Answer
$16$ hours.
Work Step by Step
Step 1:- Translate the statement to form an equation.
Let the time required be $T$,
the number of computers be $N$,
and the number of workers be $W$.
Because $T$ varies directly as $N$ and inversely as $W$, we have
$\Rightarrow T=\frac{kN}{W}$ ...... (1)
Step 2:- Substitute the first set of values into the equation to find the value of $k$.
The given values are $N=30$ computers ,$W=6$ workers and $T=10$ hours.
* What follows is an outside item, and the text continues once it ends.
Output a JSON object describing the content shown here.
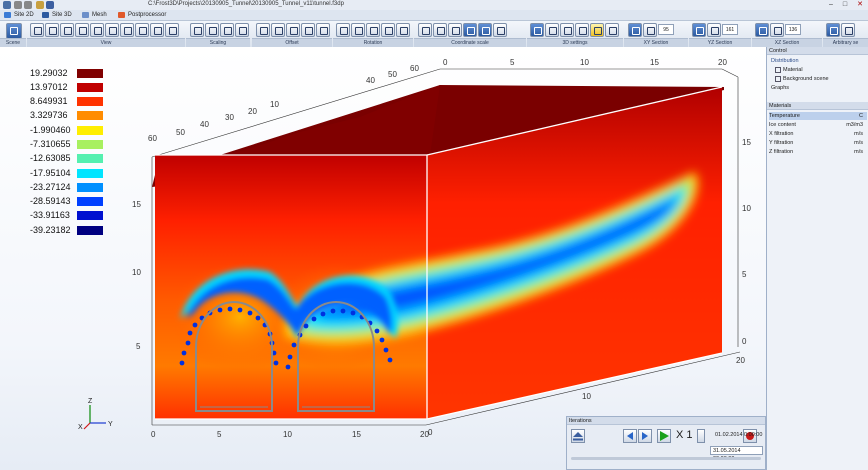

Substitute into the equation (1).
$\Rightarrow 10=\frac{k(30)}{6}$
Simplify.
$\Rightarrow 10=5k$
Divide both sides by $5$.
$\Rightarrow \frac{10}{5}=\frac{5k}{5}$
Simplify.
$\Rightarrow 2=k$
Step 3:- Substitute the value of $k$ into the original equation.
Substitute $k=2$ into the equation (1).
$\Rightarrow T=\frac{2N}{W}$ ...... (2)
Step 4:- Solve the equation to find the required value.
Substitute $W=5$ workers and $N=40$ computers into the equation (2).
$\Rightarrow T=\frac{2(40)}{5}$
Simplify.
$\Rightarrow T=16$
Hence, the time required is $16$ hours.